In dieci mesi precipitarono duecento tra città e villaggi, trapassarono di molte specie di morte sessantamila Calabresi; e in quanto a' danni, non bastando l'arte o l'ingegno a sommarli, si dissero meritamente incalcolabili: furono al giusto i nati, non pochi e maravigliosi i matrimoni, i delitti molti ed atroci; i travagli, le lacrime infiniti.

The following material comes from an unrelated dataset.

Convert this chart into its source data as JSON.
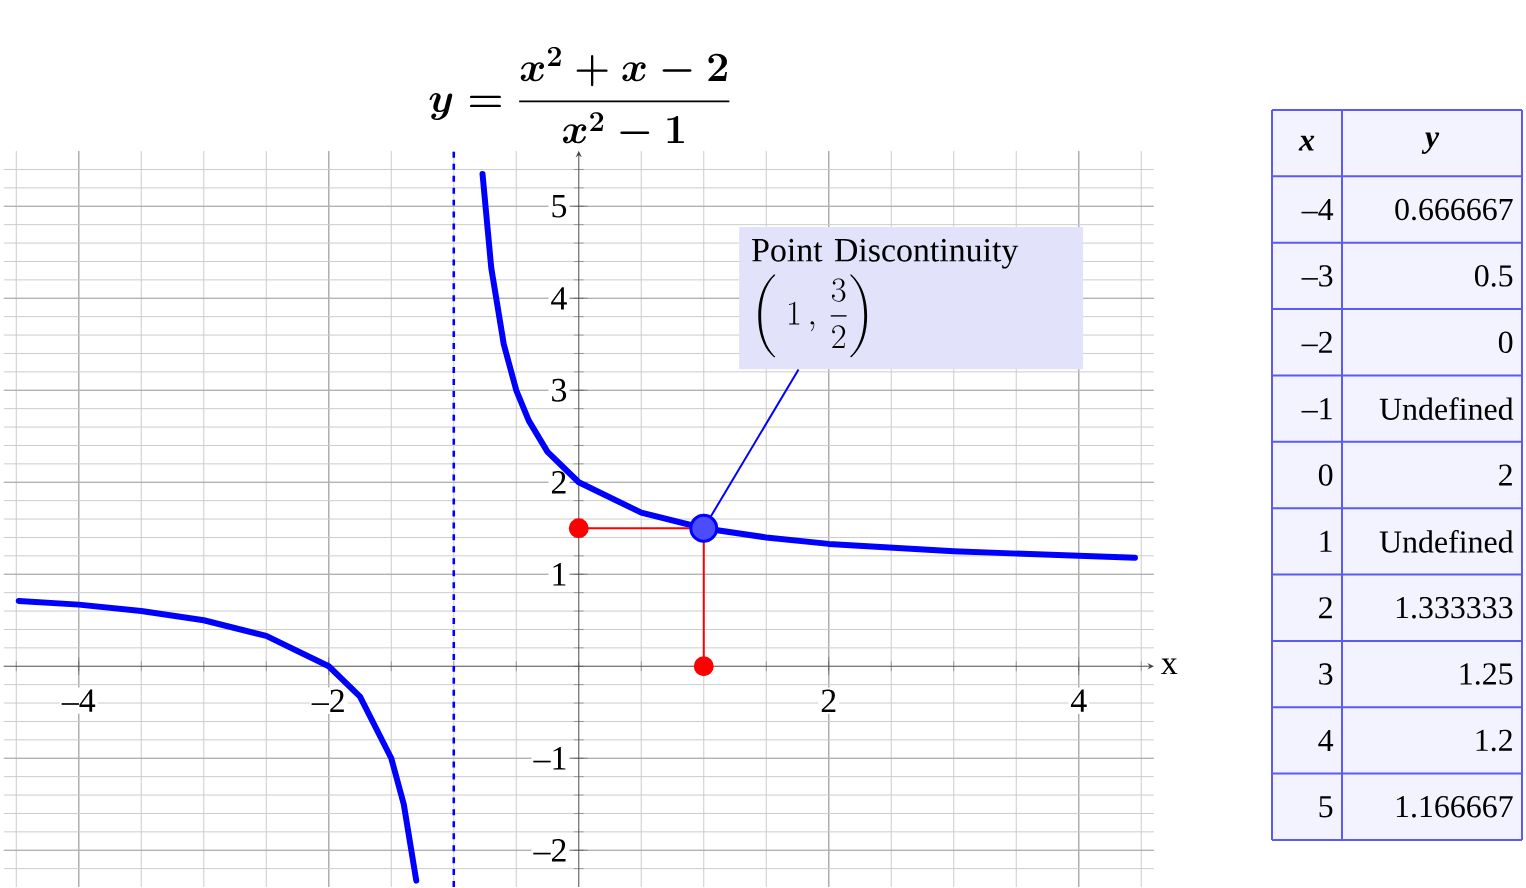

XXXII. Ne' primi giorni dell'anno 1784 venne in Napoli, sotto nome privato, l'imperatore Giuseppe Il; il quale, rifiutati gli onori debiti al grado, e le feste che la reggia preparava, dimandò chi gli fosse guida e maestro ad osservare le cose notabili della città, e dalla regina ebbe Luigi Serio, cultore delle lettere, dotto, ameno, eloquente, Giuseppe bramò visitare le recenti rovine delle Calabrie, ma lo ritennero i disagi del cammino, la stagione del verno, e 'l mancar di strade regie o buone. Rividde que' Napoletani (più conti per sapienza e per civili virtù) che aveva altra volta conosciuti; e, rammentando loro i disegni filosofici e arditi che egli faceva per il Governo dell'impero, si partì, lasciando fama egregia e benedetta.
Agli esempi di lui e di Leopoldo granduca della Toscana, desiderò la regina di Napoli, ed invogliò il re di correre la Italia; ma la superbia de' Borboni non tollerando nomi privati, piccolo corteggio, fasto civile, viaggiarono con pompa regia: e il dì 30 di aprile dell'anno 1785 imbarcarono sopra vascello riccamente ornato, che, seguito da altre dodici navi da guerra, volse a Livorno; non tocchi gli stati di Roma per disdegno di riverire il pontefice, allora nemico. Arrivati in porto, furono subito visitati da' principi della Toscana, coi quali passarono a Pisa e Firenze. Fu rinnovato in Pisa il vecchio arringo del ponte, ma senza gli usi guerrieri di età più maschia; sì che a' molli giostratori e riguardanti fu scena e festa.